Economic growth: Gross domestic product rose at 3.2 percent rate by end of 2010

By Neil Irwin
Washington Post Staff Writer
Friday, January 28, 2011; 8:04 PM

The U.S. economic recovery accelerated in the final months of 2010, with the private sector gaining enough strength to supplant government spending as the main engine of growth.

The latest reading on gross domestic product, released Friday, shows that economic expansion is still too slow to bring down unemployment by much. But the recovery is becoming deeper, broader and more durable. The 3.2 percent rate of increase in fourth-quarter GDP, the broadest measure of economic activity, was up from 2.6 percent in the previous quarter.

The most-positive news from Friday's report is that economic growth seems to be putting down roots. In late 2009 and early 2010, the gains in GDP were driven by government spending to stimulate the economy and outlays by business to rebuild depleted inventories - both flash-in-the-pan factors.

By contrast, growth last quarter was driven by American consumers, who spent more; businesses, which invested more; and a much improved balance of trade with other nations. If businesses had not reduced their levels of inventories last quarter, GDP growth would have been more than twice as high. Final sales, which exclude inventory adjustments, rose at a 7.1 percent rate, the strongest showing since 1984.

"It's encouraging that growth is continuing," said David Wyss, chief economist at Standard & Poor's, "and it seems to be becoming more sustainable and more organic growth rather than being forced by the government."

President Obama's chief economist, Austan Goolsbee, called the sixth straight quarter of growth "a further sign that the economy continues to gain momentum." But Goolsbee added that "we have a lot more work to do to accelerate growth so that we are creating the jobs we need."

House Majority Leader Eric Cantor (R-Va.) attributed some of the improved growth to Republican victories in November elections.

"This uptick is no doubt due in part to the certainty that Washington has given the private sector through the recent tax deal and the newly elected House Republican Majority who have pledged to rein in the size and scope of our federal government," Cantor said Friday in his blog. The quarter ended Dec. 31, several days before the new Congress took office.

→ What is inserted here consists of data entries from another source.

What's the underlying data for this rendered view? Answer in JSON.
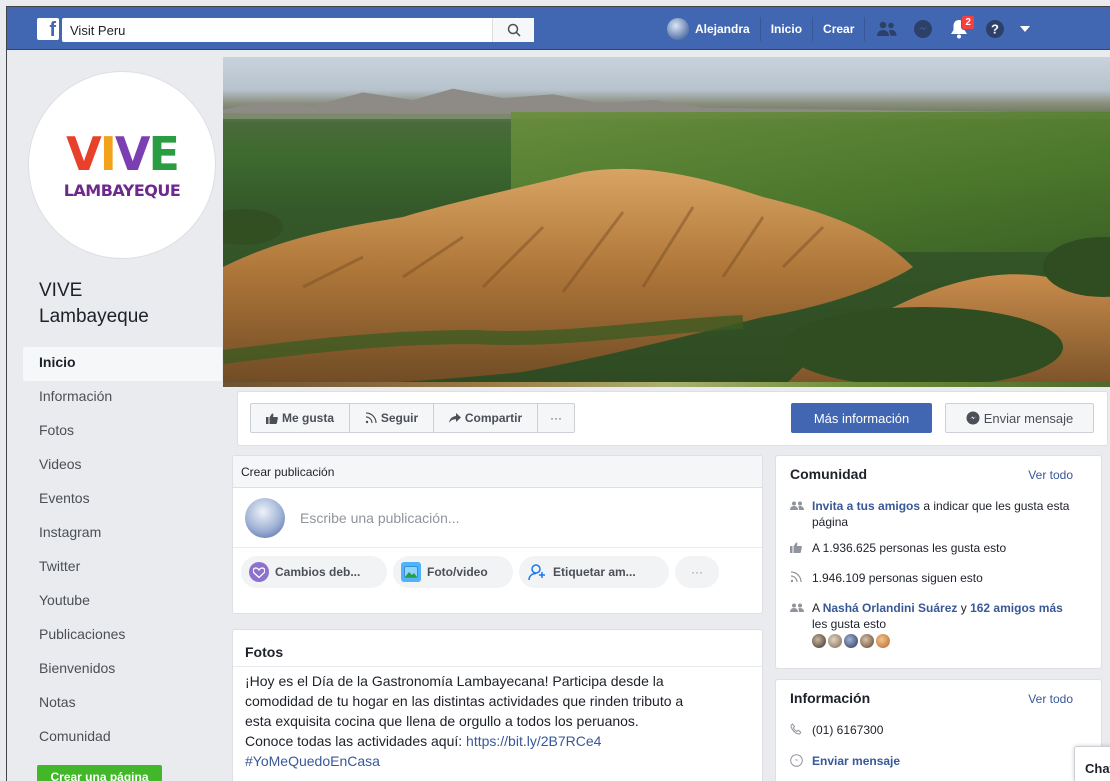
{
  "topbar": {
    "search_value": "Visit Peru",
    "user_name": "Alejandra",
    "nav_home": "Inicio",
    "nav_create": "Crear",
    "notifications_count": "2"
  },
  "page": {
    "logo_word": [
      "V",
      "I",
      "V",
      "E"
    ],
    "logo_sub": "LAMBAYEQUE",
    "name_line1": "VIVE",
    "name_line2": "Lambayeque"
  },
  "sidebar": {
    "items": [
      {
        "label": "Inicio",
        "active": true
      },
      {
        "label": "Información"
      },
      {
        "label": "Fotos"
      },
      {
        "label": "Videos"
      },
      {
        "label": "Eventos"
      },
      {
        "label": "Instagram"
      },
      {
        "label": "Twitter"
      },
      {
        "label": "Youtube"
      },
      {
        "label": "Publicaciones"
      },
      {
        "label": "Bienvenidos"
      },
      {
        "label": "Notas"
      },
      {
        "label": "Comunidad"
      }
    ],
    "create_page": "Crear una página"
  },
  "actions": {
    "like": "Me gusta",
    "follow": "Seguir",
    "share": "Compartir",
    "more": "···",
    "more_info": "Más información",
    "send_message": "Enviar mensaje"
  },
  "composer": {
    "title": "Crear publicación",
    "placeholder": "Escribe una publicación...",
    "chips": [
      "Cambios deb...",
      "Foto/video",
      "Etiquetar am...",
      "···"
    ]
  },
  "photos_post": {
    "title": "Fotos",
    "text_lines": [
      "¡Hoy es el Día de la Gastronomía Lambayecana! Participa desde la",
      "comodidad de tu hogar en las distintas actividades que rinden tributo a",
      "esta exquisita cocina que llena de orgullo a todos los peruanos."
    ],
    "link_prefix": "Conoce todas las actividades aquí: ",
    "link": "https://bit.ly/2B7RCe4",
    "hashtag": "#YoMeQuedoEnCasa"
  },
  "community": {
    "title": "Comunidad",
    "see_all": "Ver todo",
    "invite_bold": "Invita a tus amigos",
    "invite_rest": " a indicar que les gusta esta página",
    "likes": "A 1.936.625 personas les gusta esto",
    "followers": "1.946.109 personas siguen esto",
    "friends_prefix": "A ",
    "friend_name": "Nashá Orlandini Suárez",
    "friends_mid": " y ",
    "friends_more": "162 amigos más",
    "friends_suffix": " les gusta esto"
  },
  "info": {
    "title": "Información",
    "see_all": "Ver todo",
    "phone": "(01) 6167300",
    "send_message": "Enviar mensaje"
  },
  "chat_label": "Chat"
}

While much of the congressional debate in the past two years has focused on the administration's efforts to stimulate the economy through government spending, Democrats and Republicans are now debating whether to cut that spending and by how much.

The new GDP figures could provide ammunition to both sides. Republicans can point to the growing role of the private sector to argue that government spending is of limited significance in fostering the recovery. Democrats, for their part, can note that the accelerating growth has made little dent in unemployment and that more needs to be done to address joblessness.

During the second and third quarters of 2010, spending by the federal government increased at about a 9 percent rate. By contrast, in the final quarter, October through December, the federal government's expenditures fell at a 0.2 percent annual rate. State and local governments cut back even more aggressively, at a 0.9 percent rate.

So if there was to be growth in the fourth quarter, it would need to come from the private sector - and it did.

Consumption rose at a 4.4 percent annual rate, the fastest since 2006. There was a particularly strong rise in purchases of cars and trucks.

Business spending on equipment and software rose at a 5.8 percent rate, though that is down from a double-digit rate of growth in the previous two quarters. Even housing, which has been a drag on the economy for most of the past four years, contributed a bit of growth, with residential investment rising at a 3.4 percent rate.

Trade contributed more to GDP than it had in any quarter since 1980. Exports rose at an 8.5 percent annual rate, and imports, which subtract from growth, fell at a 13.6 percent rate. The improving trade balance reversed the trend from the first three quarters of 2010.

The nation's overall economic growth was strong enough to restore the total output to the level it was before the recession began in late 2007. The economy, however, is still producing far below its potential because both population and the efficiency of American workers have increased since 2007.

Because the size of the American labor force is constantly increasing and businesses find ways to operate more efficiently, GDP must rise over time just to keep unemployment unchanged. Economists estimate that the jobless rate will come down only when GDP rises faster than 2.5 percent a year. And the growth must be much faster for unemployment to fall significantly.

"The 3.2 percent growth registered in the last quarter of 2010 would, if sustained over the next year, provide almost no downward push to the unemployment rate," said Josh Bivens, an economist at the Economic Policy Institute.

There is also reason to doubt that the economy will continue accelerating. Consumers could pull back from their active spending at the end of the year in order to get savings rates up, and state and local governments are poised to make deep cuts in spending in the coming months.

"We anticipate a post-holiday pullback in consumer spending, a rise in the personal savings rate, further cuts in spending by state and local municipalities, and a deceleration in business investment in inventories in the current and next quarters," said Bart van Ark, chief economist at the Conference Board, a business research group.